- Dr. Felice Gersh told INSIDER that hormonal birth control can cause a decline in your sex drive.
- Each birth control method can affect your sex drive in different ways.
- Using a non-hormonal birth control method, like condoms, is the only way to guarantee that your sex drive won’t be affected.
Many people complain that their birth control is "killing their sex drive." But, it can be difficult to know if this is really the case. To get answers, INSIDER talked to Felice Gersh, MD, the founder and medical director at Integrative Medical Group of Irvine.
Birth control pills may decrease a person’s sex drive.
By increasing the production of globulin, birth control pills can decrease a woman’s sensitivity to sexual stimulus which in turn makes them less likely to want to have sex, according to Dr. Gersh.
"Birth control pills increase the liver's production of sex hormone-binding globulin, which literally binds up testosterone — effectively lowering the levels reaching the tissues," Dr. Gersh explained. "Lower testosterone gives lowered sex drive and can lessen the sensitivity in the clitoris and surrounding [vaginal] structures."
Additionally, synthetic hormones in the pill make cervical mucus thicker and decrease "the fluid coming through the vaginal wall." Between the thicker cervical mucus and the decrease in the fluid, "all can serve to make the vagina drier and less receptive to penile penetration," said Dr. Gersh.
It's worth noting that not all experts are in agreement on birth control's effects and Dr. Jessica Atrio, a board-certified obstetrician-gynecologist at Montefiore and Albert Einstein School of Medicine, previously told INSIDER that more research is needed and that there is no definitive link between hormonal birth control and sex drive.

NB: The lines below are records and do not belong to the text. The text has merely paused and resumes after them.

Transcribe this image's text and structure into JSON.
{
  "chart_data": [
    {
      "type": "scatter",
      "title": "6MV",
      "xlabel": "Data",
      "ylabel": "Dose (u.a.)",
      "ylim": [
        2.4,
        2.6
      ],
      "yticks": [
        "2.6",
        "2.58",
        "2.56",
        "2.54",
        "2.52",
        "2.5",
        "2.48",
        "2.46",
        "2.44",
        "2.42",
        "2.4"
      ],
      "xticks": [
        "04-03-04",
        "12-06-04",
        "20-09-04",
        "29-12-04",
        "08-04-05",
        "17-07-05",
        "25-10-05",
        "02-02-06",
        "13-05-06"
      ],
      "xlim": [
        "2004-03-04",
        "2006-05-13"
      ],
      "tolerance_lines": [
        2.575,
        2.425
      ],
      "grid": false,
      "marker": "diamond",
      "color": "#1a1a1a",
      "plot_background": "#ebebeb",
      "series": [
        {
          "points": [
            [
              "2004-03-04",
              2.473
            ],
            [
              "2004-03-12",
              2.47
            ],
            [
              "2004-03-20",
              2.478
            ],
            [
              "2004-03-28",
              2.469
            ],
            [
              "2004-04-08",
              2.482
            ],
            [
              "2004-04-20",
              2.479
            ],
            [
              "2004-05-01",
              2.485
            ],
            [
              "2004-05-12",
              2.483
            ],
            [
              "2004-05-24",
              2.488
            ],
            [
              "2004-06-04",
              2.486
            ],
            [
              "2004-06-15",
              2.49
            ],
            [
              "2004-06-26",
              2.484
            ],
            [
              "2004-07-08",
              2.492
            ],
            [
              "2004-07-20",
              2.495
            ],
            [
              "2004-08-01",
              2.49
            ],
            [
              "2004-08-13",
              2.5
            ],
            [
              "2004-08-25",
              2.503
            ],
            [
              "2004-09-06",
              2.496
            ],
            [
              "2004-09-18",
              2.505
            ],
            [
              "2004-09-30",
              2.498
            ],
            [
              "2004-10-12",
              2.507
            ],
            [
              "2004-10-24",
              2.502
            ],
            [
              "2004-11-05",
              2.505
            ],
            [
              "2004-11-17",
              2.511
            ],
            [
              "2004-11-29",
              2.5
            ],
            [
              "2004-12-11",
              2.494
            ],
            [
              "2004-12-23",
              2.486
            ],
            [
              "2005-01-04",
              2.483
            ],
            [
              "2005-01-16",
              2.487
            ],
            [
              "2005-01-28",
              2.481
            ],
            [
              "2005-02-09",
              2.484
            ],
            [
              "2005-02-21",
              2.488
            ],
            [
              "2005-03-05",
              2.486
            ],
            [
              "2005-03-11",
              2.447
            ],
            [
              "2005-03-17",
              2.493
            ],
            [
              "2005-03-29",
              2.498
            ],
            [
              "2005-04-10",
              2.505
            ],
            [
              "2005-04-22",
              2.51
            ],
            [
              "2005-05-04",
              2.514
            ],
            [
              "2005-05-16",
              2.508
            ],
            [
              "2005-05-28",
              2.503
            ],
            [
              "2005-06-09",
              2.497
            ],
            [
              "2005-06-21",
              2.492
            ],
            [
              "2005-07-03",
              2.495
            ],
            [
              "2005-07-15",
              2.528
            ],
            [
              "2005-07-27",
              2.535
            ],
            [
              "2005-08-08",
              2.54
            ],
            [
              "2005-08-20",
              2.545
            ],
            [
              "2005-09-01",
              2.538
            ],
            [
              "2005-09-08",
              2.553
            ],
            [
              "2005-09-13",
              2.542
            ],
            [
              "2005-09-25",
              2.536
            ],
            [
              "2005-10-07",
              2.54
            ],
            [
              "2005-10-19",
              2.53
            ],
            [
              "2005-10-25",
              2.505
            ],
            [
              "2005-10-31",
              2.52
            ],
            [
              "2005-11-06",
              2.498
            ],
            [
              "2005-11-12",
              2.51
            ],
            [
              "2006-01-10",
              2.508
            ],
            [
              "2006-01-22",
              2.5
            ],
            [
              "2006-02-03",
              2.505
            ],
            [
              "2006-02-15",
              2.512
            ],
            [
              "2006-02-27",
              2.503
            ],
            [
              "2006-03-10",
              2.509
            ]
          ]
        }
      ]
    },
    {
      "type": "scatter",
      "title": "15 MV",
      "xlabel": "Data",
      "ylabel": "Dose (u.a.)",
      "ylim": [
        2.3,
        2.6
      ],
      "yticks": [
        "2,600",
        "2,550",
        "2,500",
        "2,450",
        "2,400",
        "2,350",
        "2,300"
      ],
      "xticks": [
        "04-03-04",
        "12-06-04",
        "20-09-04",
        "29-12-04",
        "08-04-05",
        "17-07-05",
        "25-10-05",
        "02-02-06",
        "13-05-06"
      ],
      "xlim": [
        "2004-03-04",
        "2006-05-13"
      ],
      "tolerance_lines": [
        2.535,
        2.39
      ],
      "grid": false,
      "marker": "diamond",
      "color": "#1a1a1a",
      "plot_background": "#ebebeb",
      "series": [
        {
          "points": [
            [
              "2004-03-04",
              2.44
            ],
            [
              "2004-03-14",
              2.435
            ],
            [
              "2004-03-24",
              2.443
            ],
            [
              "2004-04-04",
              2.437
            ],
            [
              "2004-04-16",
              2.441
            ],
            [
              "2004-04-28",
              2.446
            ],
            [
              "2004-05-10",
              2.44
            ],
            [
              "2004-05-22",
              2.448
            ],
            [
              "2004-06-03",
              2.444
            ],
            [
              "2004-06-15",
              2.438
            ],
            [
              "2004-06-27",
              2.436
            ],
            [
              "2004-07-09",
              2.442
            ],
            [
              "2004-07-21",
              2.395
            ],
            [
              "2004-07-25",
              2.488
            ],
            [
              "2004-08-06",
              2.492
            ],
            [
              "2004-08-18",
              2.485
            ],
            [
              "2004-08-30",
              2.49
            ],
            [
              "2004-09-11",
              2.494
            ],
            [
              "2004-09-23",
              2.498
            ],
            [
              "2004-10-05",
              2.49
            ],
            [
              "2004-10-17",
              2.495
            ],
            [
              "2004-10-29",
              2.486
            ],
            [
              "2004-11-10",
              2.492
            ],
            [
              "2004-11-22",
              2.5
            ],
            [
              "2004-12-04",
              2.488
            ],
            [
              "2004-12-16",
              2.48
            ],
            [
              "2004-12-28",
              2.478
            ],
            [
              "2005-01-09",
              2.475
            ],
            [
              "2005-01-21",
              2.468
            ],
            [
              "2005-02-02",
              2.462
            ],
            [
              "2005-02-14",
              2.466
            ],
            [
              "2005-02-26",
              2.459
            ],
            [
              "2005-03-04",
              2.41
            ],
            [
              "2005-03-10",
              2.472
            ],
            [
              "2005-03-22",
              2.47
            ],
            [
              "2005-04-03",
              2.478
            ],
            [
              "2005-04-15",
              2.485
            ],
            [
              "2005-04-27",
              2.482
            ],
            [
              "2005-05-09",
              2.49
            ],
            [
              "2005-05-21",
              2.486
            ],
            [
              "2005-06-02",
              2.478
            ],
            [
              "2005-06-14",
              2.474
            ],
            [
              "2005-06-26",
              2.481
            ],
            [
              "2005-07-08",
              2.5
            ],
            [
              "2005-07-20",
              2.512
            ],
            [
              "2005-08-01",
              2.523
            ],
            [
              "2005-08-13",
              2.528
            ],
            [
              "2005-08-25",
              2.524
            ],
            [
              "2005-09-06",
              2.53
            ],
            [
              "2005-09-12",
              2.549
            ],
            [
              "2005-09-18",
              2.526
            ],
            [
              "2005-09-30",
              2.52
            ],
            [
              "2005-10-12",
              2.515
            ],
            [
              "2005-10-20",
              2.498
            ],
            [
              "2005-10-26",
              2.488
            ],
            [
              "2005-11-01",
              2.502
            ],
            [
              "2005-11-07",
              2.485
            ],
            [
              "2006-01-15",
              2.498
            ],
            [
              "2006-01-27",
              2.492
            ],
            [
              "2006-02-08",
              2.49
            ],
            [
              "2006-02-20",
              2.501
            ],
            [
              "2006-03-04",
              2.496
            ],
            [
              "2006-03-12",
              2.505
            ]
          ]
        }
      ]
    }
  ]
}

Not all birth control methods operate in the same way.
It’s possible that hormonal IUDs can also decrease your sex drive, but the evidence is not as conclusive as it is with the birth control pill.
Dr. Gersh says that “there are no definitive studies on this "but notes that levonorgestrel — of a class of medications called progestins — would theoretically have less of an effect on your sex drive. This is because “certain progestins, like levonorgestrel, have more androgenic features" meaning that they aren't decreasing your testosterone.
IUDs do not have the estrogen-mimicking hormones that the pill does, so they don’t trigger the liver to produce the testosterone-binding globulin.
Without birth control, your body naturally ovulates once a month, which is when your sex drive is at its highest. This is purely evolutionary — a higher sex-drive when you’re most fertile yields the best results for procreation.
IUDs suppress "ovulation for most women in the first year of use," according to the cycle-tracking product, Ava. Thus, with no ovulation, there is no naturally occurring increase in sex drive.
Therefore, despite containing testosterone-like hormones, progestin-based birth control like IUDs can be just as debilitating to your sex drive as the pill.
But all birth control affects your "hormonal rhythms."
When you go on any form of birth control, Dr. Gersh describes how your "normal hormonal rhythms" stop, which reduces the function of your hormone receptors, thus "lowering the response to what [little] testosterone there is."
Not only that, but birth control can alter your mood at best and trigger depression at worst. These two things can then have an impact on your sex drive.
Non-hormonal birth control methods affect your sex drive in a different way.
When it comes to birth control methods that likely won’t affect your sex drive, Dr. Gersh lists copper IUDs, condoms, and the rhythm method. However, each comes with a different set of caveats.
"The copper IUD has no hormones in it, so theoretically it should not have any impact on sexual desire, but it's not tested," Dr. Gersh explained. "It is also possible that the copper IUD can alter sensations due to its inflammatory nature."
She also cautions against the rhythm method as a form of birth control if you have an irregular period.
Condoms and diaphragms might be the best options if you want a birth control that won’t affect your sex drive. However, as Planned Parenthood points out, condoms and diaphragms are only 85% and 88% effective, respectively.
"Sadly, anything that alters a woman's natural hormones will impact sex in some way," Dr. Gersh said.